If that doesn’t sound like a scene out of a ’70s slasher flick, I don’t know what does. And in a sense, The German Doctor is a horror film, albeit a cerebral, meticulously photographed art-house sort of chiller that takes its time. The man traveling solo is in fact a figure worse than most villains spawned from the imagination of Wes Craven or John Carpenter: It’s Josef Mengele, one of Hitler’s top SS officers, who was known as the Angel of Death for his chief role in sentencing victims to gas chambers. The movie is set in 1960 in Argentina, one of the many countries in which Mengele found asylum, evading capture through an underground network of sympathizers all the way until his death, in Brazil, in 1979.
In the opening minutes of The German Doctor, Mengele finds his safe haven: the family he follows and befriends, who happen to be inheriting a stately hotel from a deceased relative; this allows Mengele lodging and, most importantly for him, the opportunity to perform experiments on the family’s growth-stunted child, Lillith (Florencia Bado), in his ongoing efforts to create the “perfect” human form.
Writer-director Lucia Puenzo adapted the movie from her own novel. She took liberties with the source material, but if the names and specific situations have changed, one assumes that the Argentine family is a composite: Mengele was doing these sick things until he finally met his maker, and he did them all with the complicity of his host countries. When The German Doctor is not unsettling, it’s infuriating, rarely providing much respite from either of these blood-pressure-raising tones.

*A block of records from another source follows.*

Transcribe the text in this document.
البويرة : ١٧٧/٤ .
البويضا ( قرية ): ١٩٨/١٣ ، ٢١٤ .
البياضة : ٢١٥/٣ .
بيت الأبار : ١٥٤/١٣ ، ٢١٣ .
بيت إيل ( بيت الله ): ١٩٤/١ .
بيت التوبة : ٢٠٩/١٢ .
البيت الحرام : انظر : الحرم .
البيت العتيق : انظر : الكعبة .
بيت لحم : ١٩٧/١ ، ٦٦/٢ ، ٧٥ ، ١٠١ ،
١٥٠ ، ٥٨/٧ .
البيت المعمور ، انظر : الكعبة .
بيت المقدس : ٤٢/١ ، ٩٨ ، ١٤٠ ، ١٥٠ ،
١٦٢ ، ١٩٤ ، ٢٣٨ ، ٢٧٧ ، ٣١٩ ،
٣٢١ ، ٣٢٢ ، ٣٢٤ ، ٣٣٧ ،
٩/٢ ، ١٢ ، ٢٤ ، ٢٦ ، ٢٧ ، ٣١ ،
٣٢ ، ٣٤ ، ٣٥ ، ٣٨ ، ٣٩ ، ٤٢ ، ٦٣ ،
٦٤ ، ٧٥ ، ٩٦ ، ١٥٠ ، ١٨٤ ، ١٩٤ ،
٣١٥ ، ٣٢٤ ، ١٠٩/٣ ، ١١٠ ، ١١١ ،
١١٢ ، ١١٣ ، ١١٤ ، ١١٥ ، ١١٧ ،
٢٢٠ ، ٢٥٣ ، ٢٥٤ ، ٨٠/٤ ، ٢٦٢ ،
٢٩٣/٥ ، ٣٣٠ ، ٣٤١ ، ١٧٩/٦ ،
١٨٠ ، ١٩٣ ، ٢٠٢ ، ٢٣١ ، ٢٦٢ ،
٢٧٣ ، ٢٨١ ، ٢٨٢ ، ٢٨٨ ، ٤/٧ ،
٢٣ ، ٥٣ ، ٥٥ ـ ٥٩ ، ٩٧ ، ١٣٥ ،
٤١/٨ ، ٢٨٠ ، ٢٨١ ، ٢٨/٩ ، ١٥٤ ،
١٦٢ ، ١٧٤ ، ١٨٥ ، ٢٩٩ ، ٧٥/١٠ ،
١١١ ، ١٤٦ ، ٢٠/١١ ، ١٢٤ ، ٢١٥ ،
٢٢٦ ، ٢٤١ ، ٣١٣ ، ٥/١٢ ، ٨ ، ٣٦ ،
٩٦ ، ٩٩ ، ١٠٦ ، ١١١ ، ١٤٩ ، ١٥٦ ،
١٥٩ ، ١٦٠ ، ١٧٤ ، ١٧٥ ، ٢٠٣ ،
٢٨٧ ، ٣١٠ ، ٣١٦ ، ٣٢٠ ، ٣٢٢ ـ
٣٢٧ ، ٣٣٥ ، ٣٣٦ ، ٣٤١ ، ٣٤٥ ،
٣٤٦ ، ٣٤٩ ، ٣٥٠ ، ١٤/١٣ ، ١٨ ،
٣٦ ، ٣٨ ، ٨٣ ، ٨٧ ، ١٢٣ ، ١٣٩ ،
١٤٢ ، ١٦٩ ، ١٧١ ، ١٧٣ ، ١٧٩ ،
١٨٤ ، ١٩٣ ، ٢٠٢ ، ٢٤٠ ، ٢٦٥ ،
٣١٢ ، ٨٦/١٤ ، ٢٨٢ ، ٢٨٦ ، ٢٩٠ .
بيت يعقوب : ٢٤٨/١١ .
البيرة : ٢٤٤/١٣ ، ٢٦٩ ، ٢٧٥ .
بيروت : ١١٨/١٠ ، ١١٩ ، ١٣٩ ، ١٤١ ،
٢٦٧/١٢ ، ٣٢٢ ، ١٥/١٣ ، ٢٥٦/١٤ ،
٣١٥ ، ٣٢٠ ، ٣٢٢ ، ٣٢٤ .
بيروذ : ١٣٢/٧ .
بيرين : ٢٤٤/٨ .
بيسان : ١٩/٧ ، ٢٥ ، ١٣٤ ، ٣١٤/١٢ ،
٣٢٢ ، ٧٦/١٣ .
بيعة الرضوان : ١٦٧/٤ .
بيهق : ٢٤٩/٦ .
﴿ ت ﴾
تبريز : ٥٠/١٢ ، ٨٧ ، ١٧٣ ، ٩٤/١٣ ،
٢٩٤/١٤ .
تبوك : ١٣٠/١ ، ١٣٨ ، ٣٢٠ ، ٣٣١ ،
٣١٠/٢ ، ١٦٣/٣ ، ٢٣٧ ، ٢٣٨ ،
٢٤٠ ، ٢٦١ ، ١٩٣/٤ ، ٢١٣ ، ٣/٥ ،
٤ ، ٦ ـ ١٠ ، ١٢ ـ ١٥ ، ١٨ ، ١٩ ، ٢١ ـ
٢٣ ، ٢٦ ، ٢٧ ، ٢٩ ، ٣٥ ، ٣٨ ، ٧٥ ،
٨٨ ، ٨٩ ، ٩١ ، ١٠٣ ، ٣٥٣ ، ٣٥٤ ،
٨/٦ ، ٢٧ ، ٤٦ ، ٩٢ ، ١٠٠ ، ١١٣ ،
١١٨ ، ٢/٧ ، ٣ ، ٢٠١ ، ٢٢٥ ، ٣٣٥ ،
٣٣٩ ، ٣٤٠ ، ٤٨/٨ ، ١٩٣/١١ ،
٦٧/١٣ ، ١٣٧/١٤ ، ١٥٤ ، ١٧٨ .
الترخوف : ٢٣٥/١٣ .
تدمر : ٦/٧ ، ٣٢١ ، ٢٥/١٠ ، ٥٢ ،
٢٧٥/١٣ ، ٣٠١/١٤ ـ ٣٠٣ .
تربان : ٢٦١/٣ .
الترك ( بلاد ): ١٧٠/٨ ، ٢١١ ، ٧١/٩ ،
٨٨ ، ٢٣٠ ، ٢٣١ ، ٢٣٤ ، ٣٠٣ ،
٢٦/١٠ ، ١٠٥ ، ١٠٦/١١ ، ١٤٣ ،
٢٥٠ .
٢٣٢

It’s also literary, betraying its novelistic origins, particularly in the pointed contrast between Mengele, with his eugenic ideology of bodily “improvement” through hormone therapy, and Lillith’s father Enzo (Diego Peretti), an aspiring inventor of mechanical dolls who prides his creations on each one’s individual imperfections. Cliff’s Notes-ready symbolism and analogies abound from this dichotomy, some of them too on-the-nose: In the family’s first encounter with Mengele, the Nazi retrieves a homemade doll Lillith dropped from her car seat and opens its empty abdomen; “the heart goes there,” Lillith says.
But the movie achieves something the book couldn’t: emotional manipulation through casting. And Àlex Brendemühl’s extraordinary performance as Mengele anchors the film from his first moment onscreen. He carries himself with equal parts of a star’s magnetism, a pedophile’s lecherousness, and a philanthropist’s beneficence; it’s through Mengele’s shadowy income, after all, that Enzo is able to manufacture his dolls wholesale.
Brendemühl doesn’t look like a monster; in fact, he looks a bit like Joaquin Phoenix’s frumpy protagonist in Her. The film is only believable because we believe him, and can see his charm as well as his psychopathy. It’s also why, with another World War II-themed movie seeming to open every other week, this one will remain hard to forget.
THE GERMAN DOCTOR. Director: Lucia Puenzo; Cast: Àlex Brendemühl, Florencia Bado, Natalia Oreiro, Diego Peretti; Distributor: Samuel Goldwyn Films; Rating: PG-13; in Spanish, German and Hebrew. Opens: Friday at Movies of Lake Worth, Movies of Delray, Delray Marketplace Stadium 12, Regal Shadowood 16 and Living Room Theaters in Boca Raton, The Classic Gateway Theater in Fort Lauderdale, AMC Aventura 24, Regal South Beach 18, and the Tower Theater in Miami.